Chrono::GPU: An Open-Source Simulation Package for Granular Dynamics Using the Discrete Element Method

• Published in: Processes Vol. 9; no. 10; p. 1813
• Main Authors: Fang, Luning, Zhang, Ruochun, Vanden Heuvel, Colin, Serban, Radu, Negrut, Dan
• Format: Journal Article
• Language: English
• Published: Basel MDPI AG 13.10.2021
• Subjects: Contact force; Curiosity (Mars rover); Discrete element method; Granular materials; Graphics processing units; Mars rovers; Mindlin plates; Sand & gravel; Shear tests; Simulation; Source code; Triangles; Wave propagation
• ISSN: 2227-9717; 2227-9717
• DOI: 10.3390/pr9101813

We report on an open-source, publicly available C++ software module called Chrono::GPU, which uses the Discrete Element Method (DEM) to simulate large granular systems on Graphics Processing Unit (GPU) cards.
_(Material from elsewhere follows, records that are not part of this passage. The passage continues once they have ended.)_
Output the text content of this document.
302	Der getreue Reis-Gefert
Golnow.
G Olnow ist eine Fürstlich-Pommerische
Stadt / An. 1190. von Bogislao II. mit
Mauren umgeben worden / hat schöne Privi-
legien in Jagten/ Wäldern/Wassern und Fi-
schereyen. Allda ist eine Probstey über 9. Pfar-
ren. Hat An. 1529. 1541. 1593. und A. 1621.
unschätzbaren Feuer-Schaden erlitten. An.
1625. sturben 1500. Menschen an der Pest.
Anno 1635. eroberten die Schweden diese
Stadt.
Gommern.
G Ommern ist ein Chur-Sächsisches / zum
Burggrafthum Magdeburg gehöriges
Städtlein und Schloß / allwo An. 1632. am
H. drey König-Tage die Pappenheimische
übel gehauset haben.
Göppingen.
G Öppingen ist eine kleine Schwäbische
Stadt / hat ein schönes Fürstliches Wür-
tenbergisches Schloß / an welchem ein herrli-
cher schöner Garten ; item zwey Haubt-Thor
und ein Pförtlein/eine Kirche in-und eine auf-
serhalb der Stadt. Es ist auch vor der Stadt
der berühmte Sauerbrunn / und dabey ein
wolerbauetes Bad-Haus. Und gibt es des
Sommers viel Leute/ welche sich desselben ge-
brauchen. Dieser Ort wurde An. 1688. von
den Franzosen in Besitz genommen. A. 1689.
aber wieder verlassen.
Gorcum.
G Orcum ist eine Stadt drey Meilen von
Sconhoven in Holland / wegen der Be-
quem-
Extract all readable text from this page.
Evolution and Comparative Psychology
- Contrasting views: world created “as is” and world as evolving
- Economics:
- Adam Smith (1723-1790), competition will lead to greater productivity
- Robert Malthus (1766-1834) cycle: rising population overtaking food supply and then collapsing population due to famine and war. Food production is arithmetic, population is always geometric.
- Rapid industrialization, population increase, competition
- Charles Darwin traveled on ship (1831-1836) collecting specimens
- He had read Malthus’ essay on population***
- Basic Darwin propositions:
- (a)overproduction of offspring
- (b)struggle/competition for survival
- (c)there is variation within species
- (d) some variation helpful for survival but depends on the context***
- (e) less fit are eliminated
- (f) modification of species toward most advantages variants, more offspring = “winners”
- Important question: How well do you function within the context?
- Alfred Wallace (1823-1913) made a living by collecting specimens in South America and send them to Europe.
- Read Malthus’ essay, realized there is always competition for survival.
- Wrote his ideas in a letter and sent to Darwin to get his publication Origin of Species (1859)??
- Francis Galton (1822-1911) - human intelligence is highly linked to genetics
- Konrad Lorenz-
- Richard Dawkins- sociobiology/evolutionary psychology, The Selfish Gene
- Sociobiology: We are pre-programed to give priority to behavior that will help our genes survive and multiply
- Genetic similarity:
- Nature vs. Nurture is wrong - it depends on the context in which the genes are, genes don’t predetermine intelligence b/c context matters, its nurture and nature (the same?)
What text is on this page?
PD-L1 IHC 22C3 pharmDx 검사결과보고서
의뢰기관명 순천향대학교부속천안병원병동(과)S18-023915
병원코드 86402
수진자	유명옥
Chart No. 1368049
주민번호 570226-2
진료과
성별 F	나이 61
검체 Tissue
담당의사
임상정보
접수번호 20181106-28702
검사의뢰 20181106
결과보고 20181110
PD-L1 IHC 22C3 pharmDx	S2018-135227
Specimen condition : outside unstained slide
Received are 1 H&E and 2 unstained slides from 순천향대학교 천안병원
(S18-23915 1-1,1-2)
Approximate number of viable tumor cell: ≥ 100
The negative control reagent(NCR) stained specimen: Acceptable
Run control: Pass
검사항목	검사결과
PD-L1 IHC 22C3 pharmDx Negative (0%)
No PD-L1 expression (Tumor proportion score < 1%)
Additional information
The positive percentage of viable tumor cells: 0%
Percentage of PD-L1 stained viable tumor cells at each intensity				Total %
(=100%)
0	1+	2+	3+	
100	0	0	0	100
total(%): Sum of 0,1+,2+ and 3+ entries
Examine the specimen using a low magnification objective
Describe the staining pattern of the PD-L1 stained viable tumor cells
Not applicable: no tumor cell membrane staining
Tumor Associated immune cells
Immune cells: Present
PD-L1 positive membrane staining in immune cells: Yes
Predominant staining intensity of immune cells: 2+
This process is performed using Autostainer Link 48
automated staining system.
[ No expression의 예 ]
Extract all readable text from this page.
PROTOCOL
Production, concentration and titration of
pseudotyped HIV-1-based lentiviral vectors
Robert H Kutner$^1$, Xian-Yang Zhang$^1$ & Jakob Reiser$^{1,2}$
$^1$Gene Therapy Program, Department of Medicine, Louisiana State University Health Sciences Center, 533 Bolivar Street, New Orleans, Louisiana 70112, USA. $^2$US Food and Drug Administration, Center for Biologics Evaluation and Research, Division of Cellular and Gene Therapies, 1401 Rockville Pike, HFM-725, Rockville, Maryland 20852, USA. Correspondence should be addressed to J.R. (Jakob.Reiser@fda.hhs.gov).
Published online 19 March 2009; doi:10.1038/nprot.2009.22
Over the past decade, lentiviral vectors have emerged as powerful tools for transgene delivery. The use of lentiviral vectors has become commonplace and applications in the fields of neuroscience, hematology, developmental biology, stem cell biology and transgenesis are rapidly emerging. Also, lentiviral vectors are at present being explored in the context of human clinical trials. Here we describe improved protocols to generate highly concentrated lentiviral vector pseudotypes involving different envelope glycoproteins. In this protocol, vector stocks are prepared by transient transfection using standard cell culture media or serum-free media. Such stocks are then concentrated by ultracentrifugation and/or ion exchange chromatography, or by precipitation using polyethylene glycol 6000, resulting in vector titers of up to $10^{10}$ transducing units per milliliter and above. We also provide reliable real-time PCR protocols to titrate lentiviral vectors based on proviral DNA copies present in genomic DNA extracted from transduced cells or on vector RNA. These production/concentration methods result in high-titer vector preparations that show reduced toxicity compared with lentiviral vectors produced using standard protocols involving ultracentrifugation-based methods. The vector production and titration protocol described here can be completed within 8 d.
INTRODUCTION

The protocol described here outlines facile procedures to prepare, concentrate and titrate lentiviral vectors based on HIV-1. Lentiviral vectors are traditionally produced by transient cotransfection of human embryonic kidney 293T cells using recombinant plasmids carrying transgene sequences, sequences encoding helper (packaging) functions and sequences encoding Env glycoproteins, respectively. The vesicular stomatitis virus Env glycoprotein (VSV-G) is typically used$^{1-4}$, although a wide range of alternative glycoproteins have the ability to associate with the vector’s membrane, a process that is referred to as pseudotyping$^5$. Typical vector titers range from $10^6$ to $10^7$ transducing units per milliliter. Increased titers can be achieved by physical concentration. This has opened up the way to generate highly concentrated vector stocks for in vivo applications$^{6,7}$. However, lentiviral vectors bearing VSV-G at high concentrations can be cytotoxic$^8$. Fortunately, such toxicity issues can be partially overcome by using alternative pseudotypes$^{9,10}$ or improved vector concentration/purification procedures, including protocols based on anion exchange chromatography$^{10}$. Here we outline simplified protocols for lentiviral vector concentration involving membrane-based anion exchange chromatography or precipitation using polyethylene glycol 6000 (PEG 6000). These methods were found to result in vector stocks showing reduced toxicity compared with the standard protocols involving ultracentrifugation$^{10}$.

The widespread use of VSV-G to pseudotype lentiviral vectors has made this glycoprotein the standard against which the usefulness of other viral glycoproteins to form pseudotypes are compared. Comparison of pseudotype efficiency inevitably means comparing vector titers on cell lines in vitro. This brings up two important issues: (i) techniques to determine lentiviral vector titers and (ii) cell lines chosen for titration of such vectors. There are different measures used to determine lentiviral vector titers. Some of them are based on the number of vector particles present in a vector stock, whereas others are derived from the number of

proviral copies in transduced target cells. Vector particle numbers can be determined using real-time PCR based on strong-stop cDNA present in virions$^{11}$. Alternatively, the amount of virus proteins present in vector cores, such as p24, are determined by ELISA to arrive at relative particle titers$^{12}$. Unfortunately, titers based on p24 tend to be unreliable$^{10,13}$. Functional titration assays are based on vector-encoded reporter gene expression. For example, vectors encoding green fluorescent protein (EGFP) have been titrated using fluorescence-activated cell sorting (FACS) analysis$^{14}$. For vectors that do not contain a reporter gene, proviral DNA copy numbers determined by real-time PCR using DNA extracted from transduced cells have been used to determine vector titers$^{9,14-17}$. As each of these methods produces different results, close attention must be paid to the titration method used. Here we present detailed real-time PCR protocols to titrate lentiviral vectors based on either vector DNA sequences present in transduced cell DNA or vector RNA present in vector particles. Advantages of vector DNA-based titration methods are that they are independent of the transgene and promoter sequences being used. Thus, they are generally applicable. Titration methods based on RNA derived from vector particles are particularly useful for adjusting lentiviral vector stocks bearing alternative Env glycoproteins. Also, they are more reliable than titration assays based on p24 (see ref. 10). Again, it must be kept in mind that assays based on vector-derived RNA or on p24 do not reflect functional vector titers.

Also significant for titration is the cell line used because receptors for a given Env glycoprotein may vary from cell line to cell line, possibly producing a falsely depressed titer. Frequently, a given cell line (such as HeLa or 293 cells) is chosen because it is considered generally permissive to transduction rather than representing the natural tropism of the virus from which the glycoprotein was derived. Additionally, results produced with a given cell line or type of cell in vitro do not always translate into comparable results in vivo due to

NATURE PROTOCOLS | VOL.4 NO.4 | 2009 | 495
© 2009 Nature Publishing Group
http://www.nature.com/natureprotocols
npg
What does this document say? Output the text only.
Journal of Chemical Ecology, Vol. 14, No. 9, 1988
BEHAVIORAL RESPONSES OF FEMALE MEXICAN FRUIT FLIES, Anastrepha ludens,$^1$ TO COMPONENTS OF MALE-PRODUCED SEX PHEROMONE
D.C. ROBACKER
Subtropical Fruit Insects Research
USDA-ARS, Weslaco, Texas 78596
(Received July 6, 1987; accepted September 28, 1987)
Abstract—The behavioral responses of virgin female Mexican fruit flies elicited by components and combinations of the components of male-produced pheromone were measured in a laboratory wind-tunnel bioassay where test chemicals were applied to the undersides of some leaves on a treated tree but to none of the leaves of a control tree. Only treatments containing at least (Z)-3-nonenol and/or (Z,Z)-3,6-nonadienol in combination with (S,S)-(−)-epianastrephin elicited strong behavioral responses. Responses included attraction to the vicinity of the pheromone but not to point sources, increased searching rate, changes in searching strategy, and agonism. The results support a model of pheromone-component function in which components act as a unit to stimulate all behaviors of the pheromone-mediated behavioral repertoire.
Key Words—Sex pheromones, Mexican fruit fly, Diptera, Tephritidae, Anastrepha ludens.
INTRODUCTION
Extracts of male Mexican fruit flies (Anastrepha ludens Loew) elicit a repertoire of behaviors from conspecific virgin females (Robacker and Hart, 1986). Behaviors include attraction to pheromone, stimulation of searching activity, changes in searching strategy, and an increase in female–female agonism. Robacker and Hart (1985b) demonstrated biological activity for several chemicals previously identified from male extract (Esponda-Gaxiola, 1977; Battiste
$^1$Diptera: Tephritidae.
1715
The solver supports the integration of granular material with geometries defined by triangle meshes, as well as co-simulation with the multi-physics simulation engine Chrono. Chrono::GPU adopts a smooth contact formulation and implements various common contact force models, such as the Hertzian model for normal force and the Mindlin friction force model, which takes into account the history of tangential displacement, rolling frictional torques, and cohesion. We report on the code structure and highlight its use of mixed data types for reducing the memory footprint and increasing simulation speed. We discuss several validation tests (wave propagation, rotating drum, direct shear test, crater test) that compare the simulation results against experimental data or results reported in the literature. In another benchmark test, we demonstrate linear scaling with a problem size up to the GPU memory capacity; specifically, for systems with 130 million DEM elements. The simulation infrastructure is demonstrated in conjunction with simulations of the NASA Curiosity rover, which is currently active on Mars.